Sunnyvale, Calif. — TeleNav, the behind-the scenes provider of navigation service to cellphones, is launching its first portable GPS device, which also is one of the first units with an Internet connection.
TeleNav’s personal navigation device (PND), called the Shotgun, will sell for $299 at www.telenav.com and may be offered to retailers in the future.
TeleNav enters the uncertain market for Internet-connected PNDs just as Dash Navigation decides to leave it.
The TeleNav Shotgun offers a live local Internet search powered by a TeleNav search engine and provides
|Mapmaker TeleNav will offer its own PND for the first time with the Shotgun $299 Internet-connected PND.|
real-time traffic and local gas-price listings. TeleNav also hopes to add weather updates in the near future. Internet service fees for the unit are $129 for the first year, $239 for two years or $11.99/month. The first three months of service are free.
With Dash’s exit, only TeleNav and Best Buy, under the Insignia brand, now sell an Internet-connected PND. Notably absent from the sector are leading PND brands, who claim that consumers are in no mood to spend money on service fees or high-end PNDs at the moment.
But TeleNav said it is not relying on mainstream consumers and is aiming instead its device at the business traveler who is a heavy PND user, said SalDhanani marketing senior director for the company.

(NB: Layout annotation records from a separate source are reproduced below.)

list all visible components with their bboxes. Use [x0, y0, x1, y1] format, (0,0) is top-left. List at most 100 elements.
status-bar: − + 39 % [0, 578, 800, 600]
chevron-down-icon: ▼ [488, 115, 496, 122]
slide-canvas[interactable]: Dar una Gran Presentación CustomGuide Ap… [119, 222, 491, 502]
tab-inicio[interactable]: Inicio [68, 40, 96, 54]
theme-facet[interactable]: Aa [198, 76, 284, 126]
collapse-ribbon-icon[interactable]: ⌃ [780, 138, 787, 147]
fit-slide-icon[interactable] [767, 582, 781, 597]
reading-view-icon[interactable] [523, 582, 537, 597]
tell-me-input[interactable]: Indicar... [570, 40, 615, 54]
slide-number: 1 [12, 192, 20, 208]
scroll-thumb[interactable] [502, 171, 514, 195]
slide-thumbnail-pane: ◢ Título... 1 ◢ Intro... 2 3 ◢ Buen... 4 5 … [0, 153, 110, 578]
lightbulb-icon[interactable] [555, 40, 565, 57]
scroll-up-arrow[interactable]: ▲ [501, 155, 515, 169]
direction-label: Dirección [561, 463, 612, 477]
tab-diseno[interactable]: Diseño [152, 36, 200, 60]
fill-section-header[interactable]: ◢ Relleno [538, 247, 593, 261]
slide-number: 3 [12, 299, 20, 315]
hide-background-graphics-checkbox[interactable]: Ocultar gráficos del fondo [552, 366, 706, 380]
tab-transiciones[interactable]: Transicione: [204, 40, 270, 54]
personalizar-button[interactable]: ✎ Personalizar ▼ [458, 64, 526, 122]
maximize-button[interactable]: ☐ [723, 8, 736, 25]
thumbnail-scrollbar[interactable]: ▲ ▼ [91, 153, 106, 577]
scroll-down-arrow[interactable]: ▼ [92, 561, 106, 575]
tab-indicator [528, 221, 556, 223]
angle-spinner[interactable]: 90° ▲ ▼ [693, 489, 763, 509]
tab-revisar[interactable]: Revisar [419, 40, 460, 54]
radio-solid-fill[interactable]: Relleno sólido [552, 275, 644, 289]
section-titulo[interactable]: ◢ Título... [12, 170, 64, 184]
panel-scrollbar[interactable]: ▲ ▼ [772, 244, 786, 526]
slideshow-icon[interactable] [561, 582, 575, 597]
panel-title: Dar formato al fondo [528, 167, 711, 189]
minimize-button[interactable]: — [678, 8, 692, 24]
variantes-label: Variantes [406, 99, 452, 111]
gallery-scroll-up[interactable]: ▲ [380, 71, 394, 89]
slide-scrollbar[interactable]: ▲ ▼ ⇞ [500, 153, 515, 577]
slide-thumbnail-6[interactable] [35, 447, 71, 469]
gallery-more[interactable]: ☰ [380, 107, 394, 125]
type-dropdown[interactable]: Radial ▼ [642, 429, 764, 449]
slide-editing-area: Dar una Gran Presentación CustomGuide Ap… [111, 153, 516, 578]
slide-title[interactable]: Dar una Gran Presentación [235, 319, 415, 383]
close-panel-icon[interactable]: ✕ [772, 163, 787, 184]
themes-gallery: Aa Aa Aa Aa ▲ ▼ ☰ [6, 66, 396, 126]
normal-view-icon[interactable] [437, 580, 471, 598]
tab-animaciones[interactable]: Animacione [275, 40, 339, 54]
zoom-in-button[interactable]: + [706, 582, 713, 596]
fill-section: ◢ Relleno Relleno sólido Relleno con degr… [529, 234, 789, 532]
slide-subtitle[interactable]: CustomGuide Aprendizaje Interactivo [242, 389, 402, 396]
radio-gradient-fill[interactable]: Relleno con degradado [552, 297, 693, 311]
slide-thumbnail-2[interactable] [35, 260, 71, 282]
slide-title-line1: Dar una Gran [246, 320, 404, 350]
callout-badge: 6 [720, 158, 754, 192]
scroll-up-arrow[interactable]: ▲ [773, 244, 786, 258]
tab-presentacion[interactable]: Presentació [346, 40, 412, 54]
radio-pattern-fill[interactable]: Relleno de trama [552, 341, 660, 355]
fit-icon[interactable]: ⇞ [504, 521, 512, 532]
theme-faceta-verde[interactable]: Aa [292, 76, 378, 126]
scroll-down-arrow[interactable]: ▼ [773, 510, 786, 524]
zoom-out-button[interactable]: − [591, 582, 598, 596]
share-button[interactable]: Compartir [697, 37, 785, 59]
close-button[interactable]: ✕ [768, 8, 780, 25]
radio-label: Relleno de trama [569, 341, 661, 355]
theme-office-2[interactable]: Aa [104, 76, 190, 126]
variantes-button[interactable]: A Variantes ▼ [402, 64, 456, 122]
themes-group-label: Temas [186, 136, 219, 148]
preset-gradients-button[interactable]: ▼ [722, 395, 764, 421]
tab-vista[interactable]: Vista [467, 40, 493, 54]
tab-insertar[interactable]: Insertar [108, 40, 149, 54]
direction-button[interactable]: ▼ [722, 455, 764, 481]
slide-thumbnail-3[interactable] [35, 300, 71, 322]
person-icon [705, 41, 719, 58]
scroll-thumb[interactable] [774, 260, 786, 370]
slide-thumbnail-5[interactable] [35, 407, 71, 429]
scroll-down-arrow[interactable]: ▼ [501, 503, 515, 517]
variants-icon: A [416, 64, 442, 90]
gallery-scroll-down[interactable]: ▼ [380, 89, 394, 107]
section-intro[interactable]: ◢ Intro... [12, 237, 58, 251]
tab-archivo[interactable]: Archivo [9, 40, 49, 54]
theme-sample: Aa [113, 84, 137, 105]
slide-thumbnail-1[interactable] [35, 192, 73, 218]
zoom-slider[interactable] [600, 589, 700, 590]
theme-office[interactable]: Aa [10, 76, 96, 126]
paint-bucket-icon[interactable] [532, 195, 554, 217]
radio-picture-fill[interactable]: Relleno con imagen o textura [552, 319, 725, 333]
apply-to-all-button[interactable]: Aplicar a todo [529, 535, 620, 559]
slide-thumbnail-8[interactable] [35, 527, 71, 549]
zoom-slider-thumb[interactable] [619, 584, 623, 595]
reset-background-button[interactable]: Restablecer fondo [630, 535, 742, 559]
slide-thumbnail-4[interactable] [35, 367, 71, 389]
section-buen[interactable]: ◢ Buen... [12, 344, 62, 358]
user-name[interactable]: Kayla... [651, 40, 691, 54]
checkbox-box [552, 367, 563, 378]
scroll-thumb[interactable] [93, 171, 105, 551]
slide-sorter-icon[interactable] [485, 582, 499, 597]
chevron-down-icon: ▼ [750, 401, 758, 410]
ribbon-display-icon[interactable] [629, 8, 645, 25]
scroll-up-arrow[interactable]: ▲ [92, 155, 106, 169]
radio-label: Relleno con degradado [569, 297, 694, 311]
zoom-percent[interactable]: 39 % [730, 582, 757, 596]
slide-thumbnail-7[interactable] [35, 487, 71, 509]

The TeleNav Shotgun has a 4.3-inch screen and offers a pedestrian mode. It includes a GSM SIM card modem and offers text-to-speech pronunciation of street names. It also lets users plot several routes on a home PC and send them to the Shotgun.
The Shotgun will not offer “traffic probe” capability initially, but TeleNav may add the feature in the down the road. The “probe” feature, first introduced by Dash, lets a PND create traffic reports by monitoring the travel speeds of its users, thereby turning each unit into a “traffic probe.” It pools the data and then issues traffic updates to its users. The catch in this model is that many probes would need to be on the road to create reliable full-scale traffic reports. TeleNav has an advantage here, as it already has tens of thousands or more customers in the field that use its navigation on cellphones, and these could be switched over to probes as well, it said.
When asked to specify the number of TeleNav GPS cellphone users, the company declined to comment. But when asked if the number was more than 100,000, Dhanani said, “Yes.” TeleNav provides GPS service for AT&T, Sprint, T-Mobile and Alltel.
TeleNav is aware of the economic challenges for high-end PNDs or PNDs requiring monthly service charges, but it decided to enter the market because it found that 30 percent of consumers would consider buying both GPS cellphones and PNDs, according to In-Stat, said Dhanani.
TeleNav is also offering its connected-PND platform to other suppliers under a private-label agreement.